Bigger va maintenant s'atteler à trouver une solution par le biais d'une task force afin de garantir la présence du club en Challenge League. "Nous mettrons tout en oeuvre pour sauver le club", a appuyé le vice-président.

Les raisons du retrait des investisseurs ne sont pas connues. "Je n'en sais rien", a conclu Roger Bigger. L'homme d'affaires et milliardaire turc Mehmet Nazif Günal pourrait avoir été excédé par l'échec de son projet de stade devisé à 45 millions de francs.

Depuis son arrivée à Wil à l'été 2015, Günal a injecté entre 25 et 30 millions de francs selon Roger Bigger. Un argent destiné à renforcer le club à tous les niveaux. Wil compte 70 collaborateurs. Les salaires sont très élevés et il faudra bien évidemment compter sur une réduction drastique du budget avec une coupe de 2 à 2,5 millions de francs.
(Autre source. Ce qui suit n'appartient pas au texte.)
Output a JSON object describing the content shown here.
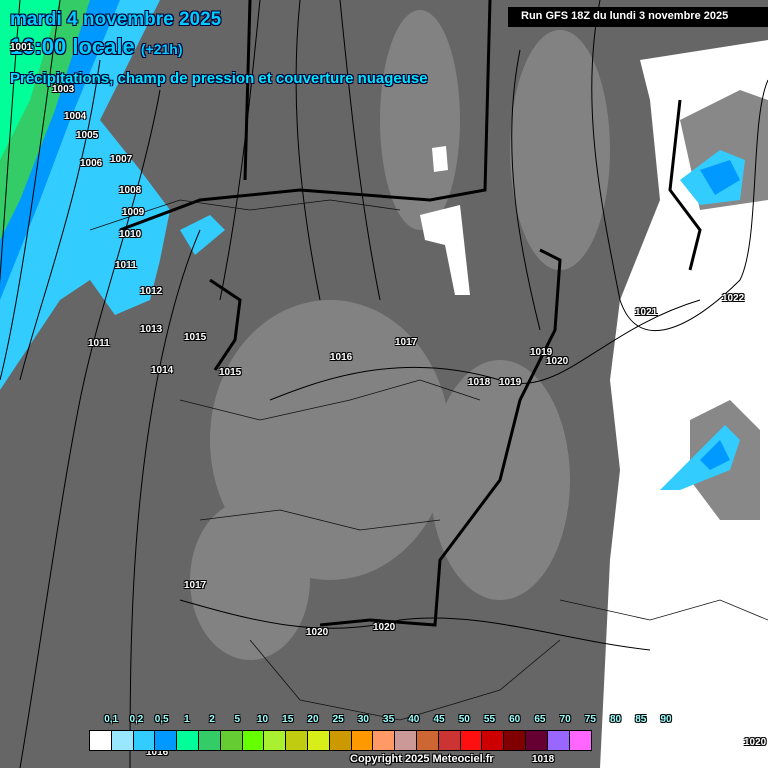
{
  "header": {
    "date": "mardi 4 novembre 2025",
    "time": "16:00 locale",
    "offset": "(+21h)",
    "product": "Précipitations, champ de pression et couverture nuageuse",
    "run": "Run GFS 18Z du lundi 3 novembre 2025"
  },
  "isobars": [
    "1001",
    "1003",
    "1004",
    "1005",
    "1006",
    "1007",
    "1008",
    "1009",
    "1010",
    "1011",
    "1012",
    "1013",
    "1011",
    "1015",
    "1014",
    "1015",
    "1016",
    "1017",
    "1018",
    "1019",
    "1019",
    "1020",
    "1021",
    "1022",
    "1017",
    "1020",
    "1020",
    "1016",
    "1018",
    "1020"
  ],
  "legend": {
    "unit_labels": [
      "0,1",
      "0,2",
      "0,5",
      "1",
      "2",
      "5",
      "10",
      "15",
      "20",
      "25",
      "30",
      "35",
      "40",
      "45",
      "50",
      "55",
      "60",
      "65",
      "70",
      "75",
      "80",
      "85",
      "90"
    ],
    "colors": [
      "#ffffff",
      "#99e6ff",
      "#33ccff",
      "#0099ff",
      "#00ff99",
      "#33cc66",
      "#66cc33",
      "#66ff00",
      "#a8f030",
      "#bfcc10",
      "#d8ee18",
      "#cc9900",
      "#ff9900",
      "#ff9966",
      "#cc9999",
      "#cc6633",
      "#cc3333",
      "#ff1010",
      "#cc0000",
      "#800000",
      "#660033",
      "#9966ff",
      "#ff66ff"
    ]
  },
  "copyright": "Copyright 2025 Meteociel.fr"
}
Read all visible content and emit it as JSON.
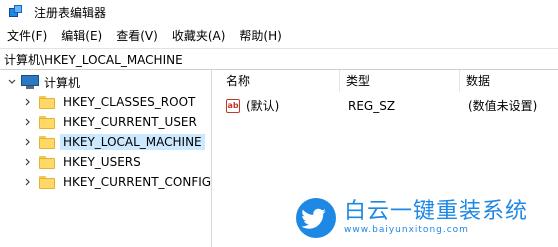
{
  "window": {
    "title": "注册表编辑器"
  },
  "menu": [
    "文件(F)",
    "编辑(E)",
    "查看(V)",
    "收藏夹(A)",
    "帮助(H)"
  ],
  "address": "计算机\\HKEY_LOCAL_MACHINE",
  "tree": {
    "root": "计算机",
    "items": [
      {
        "label": "HKEY_CLASSES_ROOT",
        "selected": false
      },
      {
        "label": "HKEY_CURRENT_USER",
        "selected": false
      },
      {
        "label": "HKEY_LOCAL_MACHINE",
        "selected": true
      },
      {
        "label": "HKEY_USERS",
        "selected": false
      },
      {
        "label": "HKEY_CURRENT_CONFIG",
        "selected": false
      }
    ]
  },
  "list": {
    "columns": [
      "名称",
      "类型",
      "数据"
    ],
    "rows": [
      {
        "name": "(默认)",
        "type": "REG_SZ",
        "data": "(数值未设置)",
        "icon": "ab-string-icon"
      }
    ]
  },
  "watermark": {
    "title": "白云一键重装系统",
    "url": "www.baiyunxitong.com"
  },
  "colors": {
    "selection": "#cce8ff",
    "watermark": "#1e88e5"
  }
}
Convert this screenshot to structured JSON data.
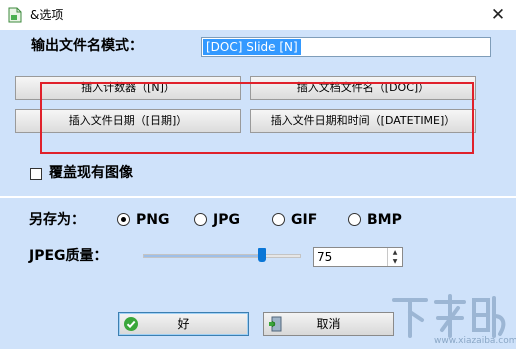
{
  "window": {
    "title": "&选项",
    "close_glyph": "✕",
    "icon": "app-document-icon"
  },
  "output": {
    "label": "输出文件名模式：",
    "value": "[DOC] Slide [N]"
  },
  "insert_buttons": {
    "counter": "插入计数器（[N]）",
    "doc_name": "插入文档文件名（[DOC]）",
    "date": "插入文件日期（[日期]）",
    "datetime": "插入文件日期和时间（[DATETIME]）"
  },
  "overwrite": {
    "label": "覆盖现有图像",
    "checked": false
  },
  "save_as": {
    "label": "另存为：",
    "options": [
      "PNG",
      "JPG",
      "GIF",
      "BMP"
    ],
    "selected": "PNG"
  },
  "jpeg_quality": {
    "label": "JPEG质量：",
    "value": "75",
    "slider_fraction": 0.75,
    "up_glyph": "▲",
    "down_glyph": "▼"
  },
  "actions": {
    "ok_label": "好",
    "cancel_label": "取消",
    "ok_icon": "checkmark-icon",
    "cancel_icon": "cancel-door-icon"
  },
  "watermark": {
    "text": "下载吧",
    "url": "www.xiazaiba.com"
  },
  "colors": {
    "panel": "#cfe2fa",
    "highlight_box": "#e0212b",
    "selection": "#3399ff",
    "slider_thumb": "#0a76d6"
  }
}
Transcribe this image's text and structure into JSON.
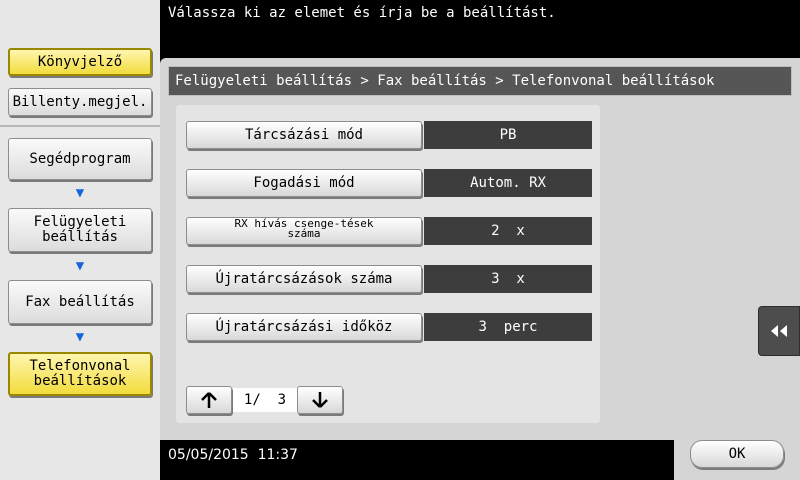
{
  "message": "Válassza ki az elemet és írja be a beállítást.",
  "sidebar": {
    "top_buttons": [
      {
        "label": "Könyvjelző",
        "active": true
      },
      {
        "label": "Billenty.megjel.",
        "active": false
      }
    ],
    "nav": [
      {
        "label": "Segédprogram"
      },
      {
        "label": "Felügyeleti beállítás"
      },
      {
        "label": "Fax beállítás"
      },
      {
        "label": "Telefonvonal beállítások"
      }
    ]
  },
  "breadcrumb": "Felügyeleti beállítás > Fax beállítás > Telefonvonal beállítások",
  "settings": [
    {
      "label": "Tárcsázási mód",
      "value": "PB"
    },
    {
      "label": "Fogadási mód",
      "value": "Autom. RX"
    },
    {
      "label": "RX hívás csenge-tések száma",
      "value": "2  x"
    },
    {
      "label": "Újratárcsázások száma",
      "value": "3  x"
    },
    {
      "label": "Újratárcsázási időköz",
      "value": "3  perc"
    }
  ],
  "pager": {
    "text": "1/  3",
    "up_icon": "arrow-up-icon",
    "down_icon": "arrow-down-icon"
  },
  "datetime": "05/05/2015  11:37",
  "ok_label": "OK",
  "colors": {
    "highlight": "#f2dc3c",
    "value_bg": "#3d3d3d",
    "arrow": "#1565d8"
  }
}
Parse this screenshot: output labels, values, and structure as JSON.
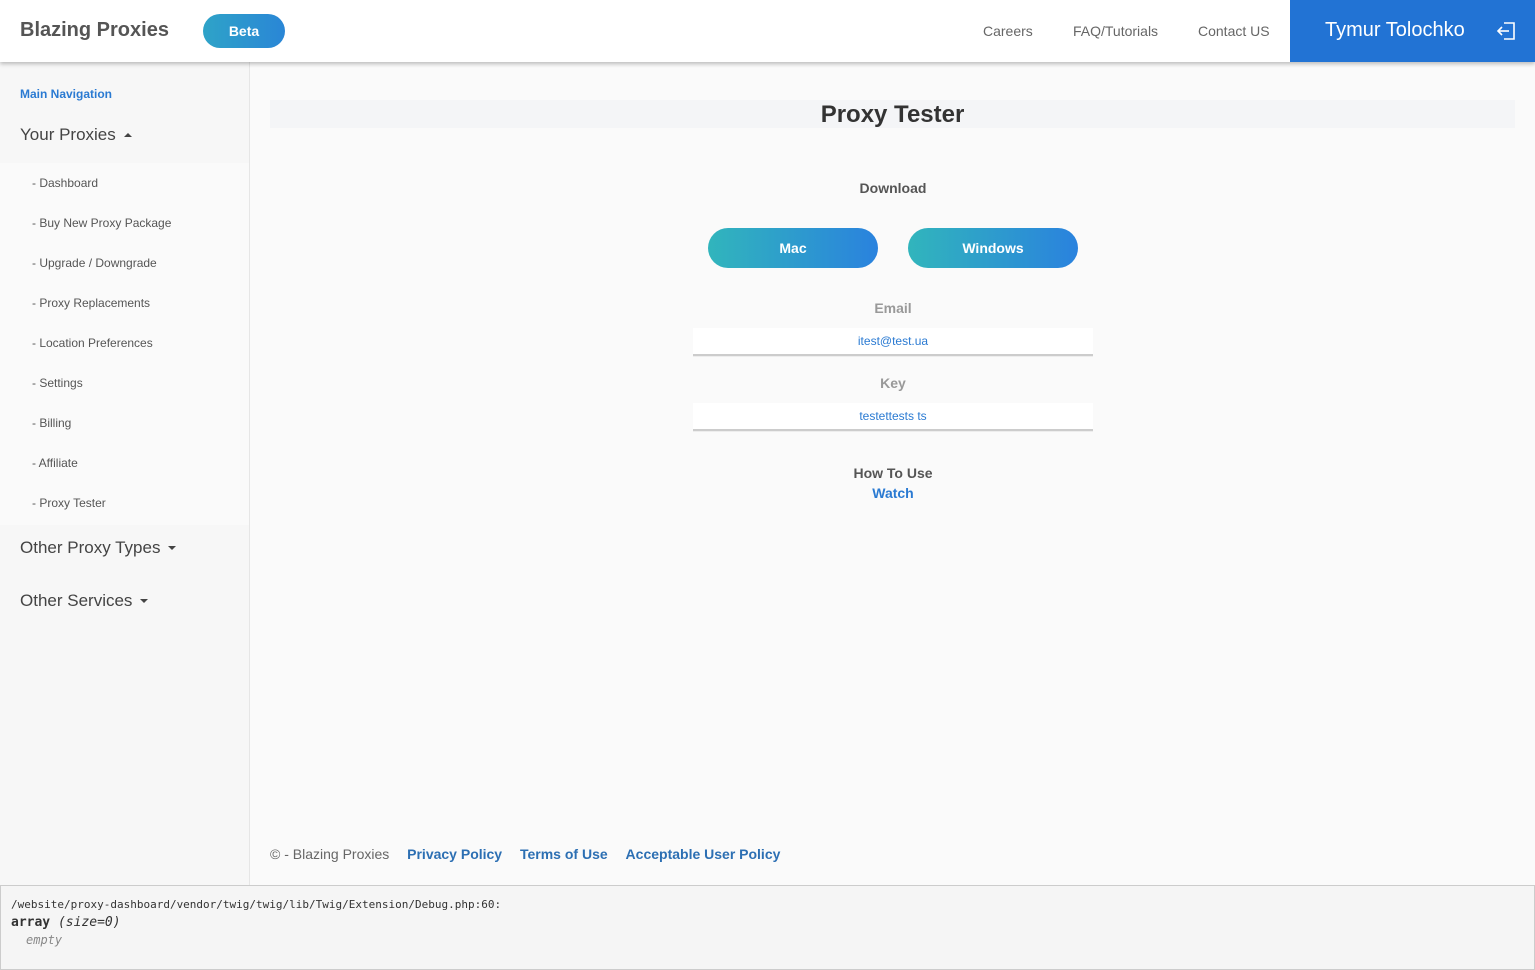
{
  "header": {
    "brand": "Blazing Proxies",
    "badge": "Beta",
    "nav": [
      "Careers",
      "FAQ/Tutorials",
      "Contact US"
    ],
    "user_name": "Tymur Tolochko",
    "logout_icon": "logout-icon",
    "accent_color": "#2273d4"
  },
  "sidebar": {
    "heading": "Main Navigation",
    "groups": [
      {
        "title": "Your Proxies",
        "expanded": true,
        "items": [
          "- Dashboard",
          "- Buy New Proxy Package",
          "- Upgrade / Downgrade",
          "- Proxy Replacements",
          "- Location Preferences",
          "- Settings",
          "- Billing",
          "- Affiliate",
          "- Proxy Tester"
        ]
      },
      {
        "title": "Other Proxy Types",
        "expanded": false
      },
      {
        "title": "Other Services",
        "expanded": false
      }
    ]
  },
  "main": {
    "title": "Proxy Tester",
    "download_label": "Download",
    "download_buttons": [
      "Mac",
      "Windows"
    ],
    "email_label": "Email",
    "email_value": "itest@test.ua",
    "key_label": "Key",
    "key_value": "testettests ts",
    "how_to_label": "How To Use",
    "how_to_link": "Watch"
  },
  "footer": {
    "copyright": "© - Blazing Proxies",
    "links": [
      "Privacy Policy",
      "Terms of Use",
      "Acceptable User Policy"
    ]
  },
  "debug": {
    "path": "/website/proxy-dashboard/vendor/twig/twig/lib/Twig/Extension/Debug.php:60:",
    "type": "array",
    "size": "(size=0)",
    "empty": "empty"
  }
}
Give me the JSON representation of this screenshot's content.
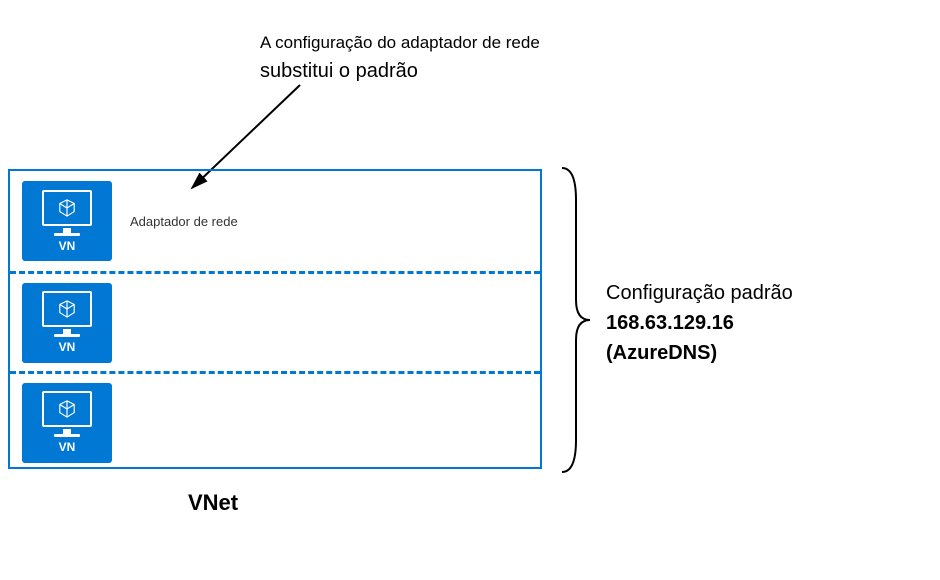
{
  "annotation": {
    "line1": "A configuração do adaptador de rede",
    "line2": "substitui o padrão"
  },
  "vnet": {
    "subnets": [
      {
        "vm_label": "VN",
        "adapter_label": "Adaptador de rede"
      },
      {
        "vm_label": "VN"
      },
      {
        "vm_label": "VN"
      }
    ],
    "label": "VNet"
  },
  "config": {
    "default_label": "Configuração padrão",
    "ip": "168.63.129.16",
    "dns": "(AzureDNS)"
  }
}
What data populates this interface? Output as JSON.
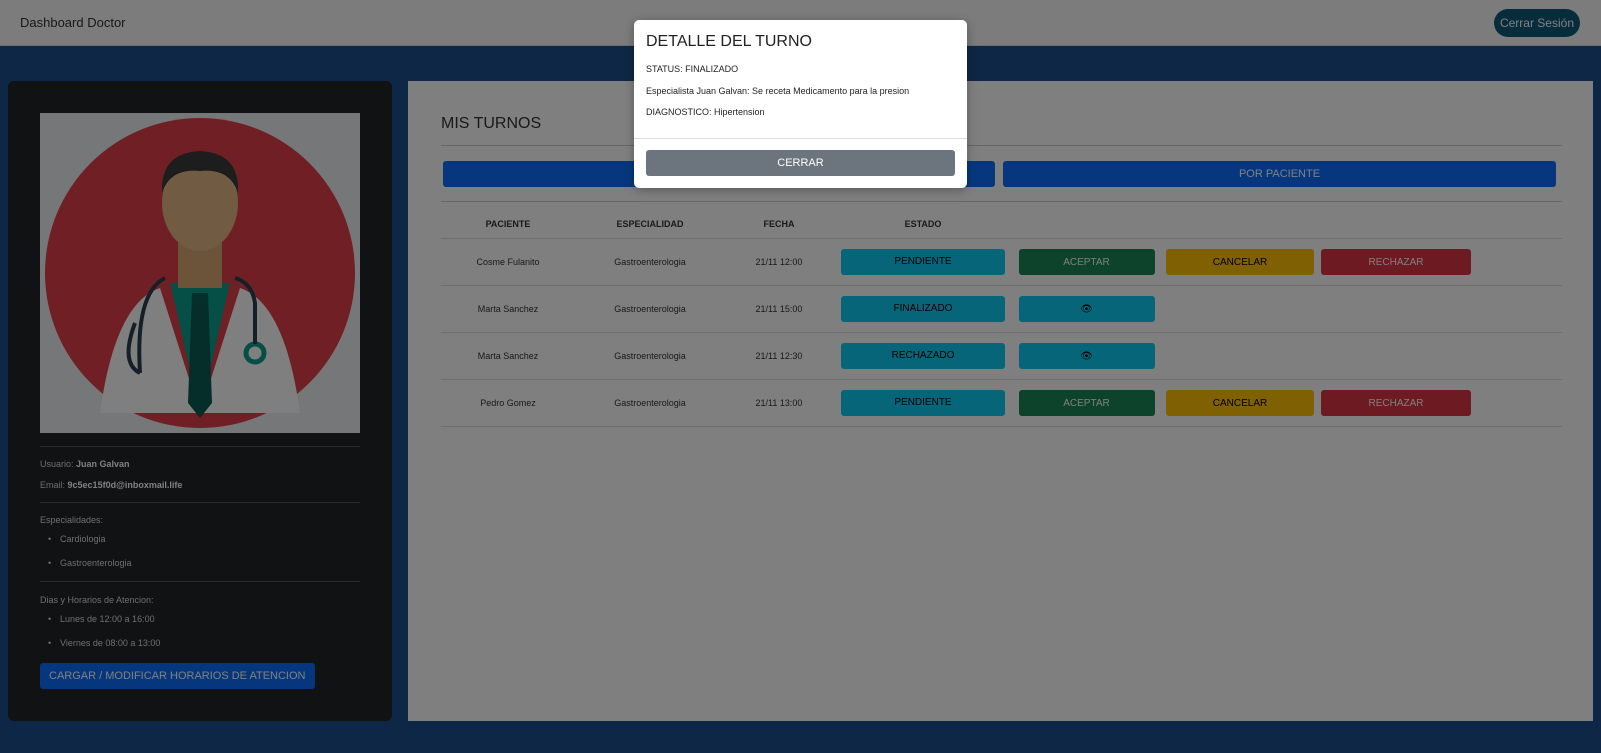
{
  "navbar": {
    "brand": "Dashboard Doctor",
    "logout_label": "Cerrar Sesión"
  },
  "profile": {
    "user_label": "Usuario:",
    "user_value": "Juan Galvan",
    "email_label": "Email:",
    "email_value": "9c5ec15f0d@inboxmail.life",
    "specialties_label": "Especialidades:",
    "specialties": [
      "Cardiologia",
      "Gastroenterologia"
    ],
    "schedule_label": "Dias y Horarios de Atencion:",
    "schedule": [
      "Lunes de 12:00 a 16:00",
      "Viernes de 08:00 a 13:00"
    ],
    "edit_schedule_label": "CARGAR / MODIFICAR HORARIOS DE ATENCION"
  },
  "main": {
    "title": "MIS TURNOS",
    "filter_by_specialty_label": "",
    "filter_by_patient_label": "POR PACIENTE",
    "columns": [
      "PACIENTE",
      "ESPECIALIDAD",
      "FECHA",
      "ESTADO"
    ],
    "rows": [
      {
        "patient": "Cosme Fulanito",
        "specialty": "Gastroenterologia",
        "date": "21/11 12:00",
        "status": "PENDIENTE",
        "actions": [
          "ACEPTAR",
          "CANCELAR",
          "RECHAZAR"
        ]
      },
      {
        "patient": "Marta Sanchez",
        "specialty": "Gastroenterologia",
        "date": "21/11 15:00",
        "status": "FINALIZADO",
        "actions": [
          "view"
        ]
      },
      {
        "patient": "Marta Sanchez",
        "specialty": "Gastroenterologia",
        "date": "21/11 12:30",
        "status": "RECHAZADO",
        "actions": [
          "view"
        ]
      },
      {
        "patient": "Pedro Gomez",
        "specialty": "Gastroenterologia",
        "date": "21/11 13:00",
        "status": "PENDIENTE",
        "actions": [
          "ACEPTAR",
          "CANCELAR",
          "RECHAZAR"
        ]
      }
    ],
    "accept_label": "ACEPTAR",
    "cancel_label": "CANCELAR",
    "reject_label": "RECHAZAR",
    "view_icon": "eye-icon"
  },
  "modal": {
    "title": "DETALLE DEL TURNO",
    "status_line": "STATUS: FINALIZADO",
    "review_line": "Especialista Juan Galvan: Se receta Medicamento para la presion",
    "diagnosis_line": "DIAGNOSTICO: Hipertension",
    "close_label": "CERRAR"
  },
  "colors": {
    "primary": "#0d6efd",
    "info": "#0dcaf0",
    "success": "#198754",
    "warning": "#ffc107",
    "danger": "#dc3545",
    "secondary": "#6c757d",
    "logout": "#0f5a78",
    "dark": "#212529"
  }
}
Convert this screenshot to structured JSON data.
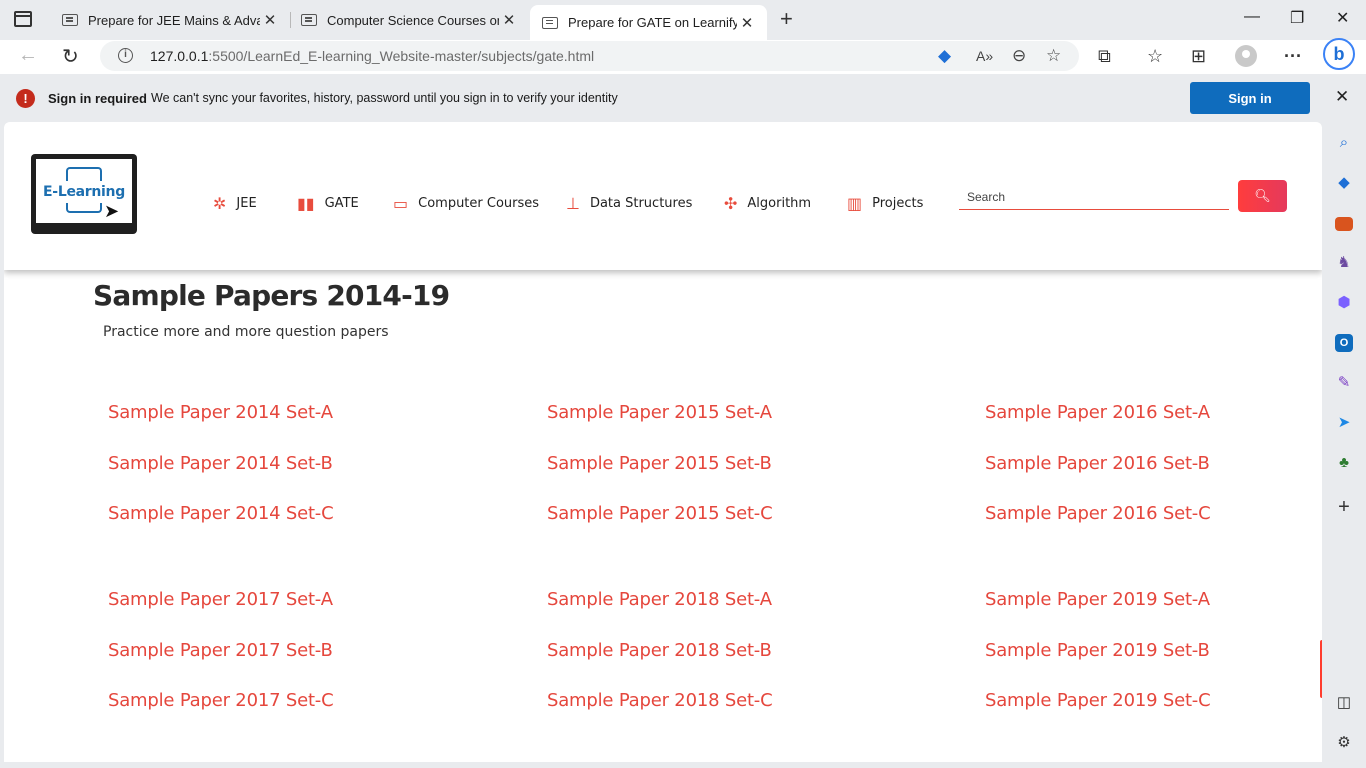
{
  "browser": {
    "tabs": [
      {
        "label": "Prepare for JEE Mains & Advance"
      },
      {
        "label": "Computer Science Courses on Le"
      },
      {
        "label": "Prepare for GATE on Learnify"
      }
    ],
    "tab_close": "✕",
    "new_tab": "+",
    "window_controls": {
      "minimize": "—",
      "maximize": "❐",
      "close": "✕"
    },
    "url_host": "127.0.0.1",
    "url_rest": ":5500/LearnEd_E-learning_Website-master/subjects/gate.html",
    "infobar": {
      "title": "Sign in required",
      "message": "We can't sync your favorites, history, password until you sign in to verify your identity",
      "button": "Sign in"
    }
  },
  "site": {
    "logo_text": "E-Learning",
    "nav": [
      {
        "label": "JEE",
        "icon": "atom-icon"
      },
      {
        "label": "GATE",
        "icon": "book-icon"
      },
      {
        "label": "Computer Courses",
        "icon": "laptop-icon"
      },
      {
        "label": "Data Structures",
        "icon": "sitemap-icon"
      },
      {
        "label": "Algorithm",
        "icon": "cogs-icon"
      },
      {
        "label": "Projects",
        "icon": "grid-icon"
      }
    ],
    "search": {
      "placeholder": "Search"
    }
  },
  "content": {
    "title": "Sample Papers 2014-19",
    "subtitle": "Practice more and more question papers",
    "papers": [
      "Sample Paper 2014 Set-A",
      "Sample Paper 2015 Set-A",
      "Sample Paper 2016 Set-A",
      "Sample Paper 2014 Set-B",
      "Sample Paper 2015 Set-B",
      "Sample Paper 2016 Set-B",
      "Sample Paper 2014 Set-C",
      "Sample Paper 2015 Set-C",
      "Sample Paper 2016 Set-C",
      "Sample Paper 2017 Set-A",
      "Sample Paper 2018 Set-A",
      "Sample Paper 2019 Set-A",
      "Sample Paper 2017 Set-B",
      "Sample Paper 2018 Set-B",
      "Sample Paper 2019 Set-B",
      "Sample Paper 2017 Set-C",
      "Sample Paper 2018 Set-C",
      "Sample Paper 2019 Set-C"
    ]
  },
  "colors": {
    "accent": "#e5473d",
    "signin": "#0f6cbd"
  }
}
"Les joueurs vont devoir accpeter d'importantes baisses de salaire, prévient Bigger. Nous savons que le FC Wil est une bonne plate-forme. Mais le succès de cette entreprise de sauvetage passe par les joueurs."

Wil occupe la quatrième place du clasement de Challenge League après la première journée de la deuxième moitié de saison. Les Saint-Gallois possèdent 21 points de retard sur le leader Zurich et 13 longueurs d'avance sur le dernier Schaffhouse.